As the plant grows, it terminates with a top called a tassel. This is what produces the pollen to pollinate the silk, which comes from the ears of the corn that develop along the stock. In the plant world, this is known as the plant’s “flower.” Sweet corn can be ready to harvest anywhere from 65 to 90 days depending on the variety that is planted.
If you have ever looked through a catalog to order seeds for corn, the selection can become overwhelming. Of the sweet corn that is available, the main selection is that of the yellow sweet corn. Some of the choices are Tendersweet, Sugar Sweet and the old faithful variety of Kandy Korn. There are bicolored options also with yellow and white kernels, including Butter and Sugar along with Trinity and the newer Peaches and Cream.
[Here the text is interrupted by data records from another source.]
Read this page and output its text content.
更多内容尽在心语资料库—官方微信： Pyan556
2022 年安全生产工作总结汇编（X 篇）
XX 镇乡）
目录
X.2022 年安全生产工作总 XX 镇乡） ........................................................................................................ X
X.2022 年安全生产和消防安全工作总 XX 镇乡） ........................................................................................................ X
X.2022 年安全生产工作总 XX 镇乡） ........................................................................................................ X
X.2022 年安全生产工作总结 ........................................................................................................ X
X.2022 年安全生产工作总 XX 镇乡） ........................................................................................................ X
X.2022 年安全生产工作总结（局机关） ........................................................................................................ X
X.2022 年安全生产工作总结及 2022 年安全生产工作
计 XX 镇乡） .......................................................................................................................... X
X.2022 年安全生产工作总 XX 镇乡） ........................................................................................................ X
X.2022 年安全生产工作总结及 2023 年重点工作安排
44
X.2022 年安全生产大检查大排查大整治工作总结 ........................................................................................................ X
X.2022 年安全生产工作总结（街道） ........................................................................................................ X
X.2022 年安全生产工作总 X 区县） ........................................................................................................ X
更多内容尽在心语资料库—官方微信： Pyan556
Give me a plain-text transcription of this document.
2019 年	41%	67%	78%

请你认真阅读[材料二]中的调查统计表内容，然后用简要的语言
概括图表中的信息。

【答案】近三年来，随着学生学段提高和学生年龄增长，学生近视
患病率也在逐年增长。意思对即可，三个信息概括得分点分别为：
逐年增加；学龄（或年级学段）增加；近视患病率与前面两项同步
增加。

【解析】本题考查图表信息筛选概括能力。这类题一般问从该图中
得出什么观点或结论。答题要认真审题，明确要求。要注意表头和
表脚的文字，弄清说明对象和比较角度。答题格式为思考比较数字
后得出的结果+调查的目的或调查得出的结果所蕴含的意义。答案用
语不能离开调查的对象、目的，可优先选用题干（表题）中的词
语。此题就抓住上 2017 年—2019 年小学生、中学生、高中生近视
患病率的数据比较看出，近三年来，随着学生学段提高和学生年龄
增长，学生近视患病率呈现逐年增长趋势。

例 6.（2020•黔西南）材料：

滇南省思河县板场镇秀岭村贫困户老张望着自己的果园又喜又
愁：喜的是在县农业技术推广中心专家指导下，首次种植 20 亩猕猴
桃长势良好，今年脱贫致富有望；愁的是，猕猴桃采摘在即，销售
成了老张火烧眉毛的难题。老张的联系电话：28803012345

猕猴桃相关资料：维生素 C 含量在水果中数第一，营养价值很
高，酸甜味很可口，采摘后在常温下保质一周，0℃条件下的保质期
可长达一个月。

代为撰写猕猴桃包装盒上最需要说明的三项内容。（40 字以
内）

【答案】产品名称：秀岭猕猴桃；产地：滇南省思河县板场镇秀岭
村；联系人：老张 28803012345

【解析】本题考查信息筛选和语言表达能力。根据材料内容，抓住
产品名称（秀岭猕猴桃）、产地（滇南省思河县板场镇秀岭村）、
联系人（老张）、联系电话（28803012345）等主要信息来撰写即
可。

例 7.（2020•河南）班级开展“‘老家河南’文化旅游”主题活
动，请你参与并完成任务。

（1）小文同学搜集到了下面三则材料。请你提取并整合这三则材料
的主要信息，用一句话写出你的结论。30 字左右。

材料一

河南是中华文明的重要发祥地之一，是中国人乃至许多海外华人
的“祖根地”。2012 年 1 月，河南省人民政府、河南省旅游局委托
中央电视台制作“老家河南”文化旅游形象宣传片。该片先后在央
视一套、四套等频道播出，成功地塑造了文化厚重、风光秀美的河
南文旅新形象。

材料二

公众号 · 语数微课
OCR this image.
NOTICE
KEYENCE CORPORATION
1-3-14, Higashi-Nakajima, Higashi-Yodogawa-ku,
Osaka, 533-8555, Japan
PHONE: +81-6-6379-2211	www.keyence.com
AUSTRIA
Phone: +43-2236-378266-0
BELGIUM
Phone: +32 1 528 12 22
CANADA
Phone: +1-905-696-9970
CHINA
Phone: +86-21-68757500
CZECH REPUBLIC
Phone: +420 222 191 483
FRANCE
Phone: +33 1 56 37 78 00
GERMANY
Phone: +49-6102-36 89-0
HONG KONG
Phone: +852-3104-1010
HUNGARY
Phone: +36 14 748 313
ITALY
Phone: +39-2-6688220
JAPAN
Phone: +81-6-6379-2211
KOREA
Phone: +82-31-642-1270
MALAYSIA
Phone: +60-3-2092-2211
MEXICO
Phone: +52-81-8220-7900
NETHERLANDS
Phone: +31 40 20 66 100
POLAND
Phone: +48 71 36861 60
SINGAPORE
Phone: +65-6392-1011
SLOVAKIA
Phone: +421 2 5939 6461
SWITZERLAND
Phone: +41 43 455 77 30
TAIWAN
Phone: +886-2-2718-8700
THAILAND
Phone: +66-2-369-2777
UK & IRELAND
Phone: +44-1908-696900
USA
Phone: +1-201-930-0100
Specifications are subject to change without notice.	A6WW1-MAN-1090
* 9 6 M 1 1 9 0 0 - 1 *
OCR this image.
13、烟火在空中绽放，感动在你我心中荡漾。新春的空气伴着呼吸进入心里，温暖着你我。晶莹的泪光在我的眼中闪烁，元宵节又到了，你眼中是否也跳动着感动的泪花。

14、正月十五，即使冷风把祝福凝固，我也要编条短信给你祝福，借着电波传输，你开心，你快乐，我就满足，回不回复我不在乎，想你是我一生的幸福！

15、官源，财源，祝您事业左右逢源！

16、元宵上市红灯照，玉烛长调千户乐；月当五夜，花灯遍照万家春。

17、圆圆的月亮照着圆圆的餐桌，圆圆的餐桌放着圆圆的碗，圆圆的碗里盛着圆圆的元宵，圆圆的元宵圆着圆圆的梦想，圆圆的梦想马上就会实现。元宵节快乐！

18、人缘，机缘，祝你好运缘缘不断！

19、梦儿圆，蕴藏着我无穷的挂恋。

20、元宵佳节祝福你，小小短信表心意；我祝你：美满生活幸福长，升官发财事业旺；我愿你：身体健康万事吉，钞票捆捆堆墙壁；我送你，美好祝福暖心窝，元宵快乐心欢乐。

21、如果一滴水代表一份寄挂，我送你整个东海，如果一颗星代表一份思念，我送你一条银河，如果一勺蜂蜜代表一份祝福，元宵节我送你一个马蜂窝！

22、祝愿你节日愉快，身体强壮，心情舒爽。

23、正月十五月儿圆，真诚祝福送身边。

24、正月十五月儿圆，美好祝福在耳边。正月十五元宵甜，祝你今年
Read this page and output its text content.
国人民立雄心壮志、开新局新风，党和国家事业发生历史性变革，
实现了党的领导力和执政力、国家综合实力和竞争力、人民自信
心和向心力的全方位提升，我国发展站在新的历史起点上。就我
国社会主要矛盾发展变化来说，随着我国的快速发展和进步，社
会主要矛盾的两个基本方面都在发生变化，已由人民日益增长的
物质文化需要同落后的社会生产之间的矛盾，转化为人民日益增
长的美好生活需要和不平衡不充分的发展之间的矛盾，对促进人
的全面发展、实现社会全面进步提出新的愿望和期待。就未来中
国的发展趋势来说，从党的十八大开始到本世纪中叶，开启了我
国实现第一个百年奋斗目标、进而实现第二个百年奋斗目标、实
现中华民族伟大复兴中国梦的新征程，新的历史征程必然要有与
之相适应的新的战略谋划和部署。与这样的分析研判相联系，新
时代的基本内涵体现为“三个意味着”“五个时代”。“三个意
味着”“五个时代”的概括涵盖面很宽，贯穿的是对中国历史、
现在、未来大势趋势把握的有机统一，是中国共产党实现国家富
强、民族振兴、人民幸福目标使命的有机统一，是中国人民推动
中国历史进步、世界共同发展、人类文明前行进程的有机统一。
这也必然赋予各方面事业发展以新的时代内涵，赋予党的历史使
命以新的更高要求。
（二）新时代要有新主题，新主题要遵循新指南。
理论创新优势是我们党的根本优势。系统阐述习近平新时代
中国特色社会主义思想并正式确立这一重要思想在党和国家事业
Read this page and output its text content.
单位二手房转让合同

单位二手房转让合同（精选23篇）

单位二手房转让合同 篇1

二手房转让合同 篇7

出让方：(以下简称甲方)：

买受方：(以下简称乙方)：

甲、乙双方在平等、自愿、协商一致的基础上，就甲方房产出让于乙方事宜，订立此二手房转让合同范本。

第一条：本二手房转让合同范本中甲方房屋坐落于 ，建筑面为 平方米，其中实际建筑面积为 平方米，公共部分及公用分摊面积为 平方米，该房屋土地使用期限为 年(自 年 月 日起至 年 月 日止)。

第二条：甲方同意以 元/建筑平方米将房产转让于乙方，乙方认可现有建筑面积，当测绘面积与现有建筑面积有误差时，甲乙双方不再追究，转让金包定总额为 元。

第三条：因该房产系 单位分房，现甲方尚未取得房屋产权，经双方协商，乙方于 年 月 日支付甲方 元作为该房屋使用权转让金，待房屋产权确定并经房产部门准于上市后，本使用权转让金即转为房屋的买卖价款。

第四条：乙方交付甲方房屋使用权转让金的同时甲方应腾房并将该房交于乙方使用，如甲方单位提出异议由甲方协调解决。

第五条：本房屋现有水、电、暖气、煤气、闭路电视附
There is even the white corn variety produced by the varieties Silver Queen, Frosty and Sugar Pearl.
Newer selections have been developed to create an even sweeter tasting corn called the Triple Sweet series. Some of those selections are White Avalon, Honey Select and Serendipity.
Some also choose to grow corn for decorating purposes. These varieties are usually called Indian corn, because of their incredible kernel colors. Some if those types are Rainbow Indian, Autumn Explosion and Earth Tones.
Though corn can be a tough plant, it can be susceptible to some insects like the European corn borer, which lives in and destroys the corn plant in its first stages. In its later stages, it ruins the corncobs themselves. There is also the corn earworm that eats away at the developing kernels on the cob.
Corn can also be prone to the fungus called “smut.” This develops mostly on the developing ears and look like a cluster of gray, powdery masses over the corn kernels. When they dry, the spores become airborne and affect other corn plants down the road. Local nurseries have chemicals available to hinder these issues.
Overall, corn is a very easy vegetable to grow. Either grow the product yourself or purchase it at local markets and indulge in the centuries-old practice of corn on the cob, smothered in butter, with just a touch of salt to entice your palate. Just the thought of it will make your mouth water.
Don’t tell your kids, but there are even great health benefits in this vegetable, including antioxidants to aid in the fight against cancer. This is the time to get your corn planted so there is a big crop to harvest come the month of August!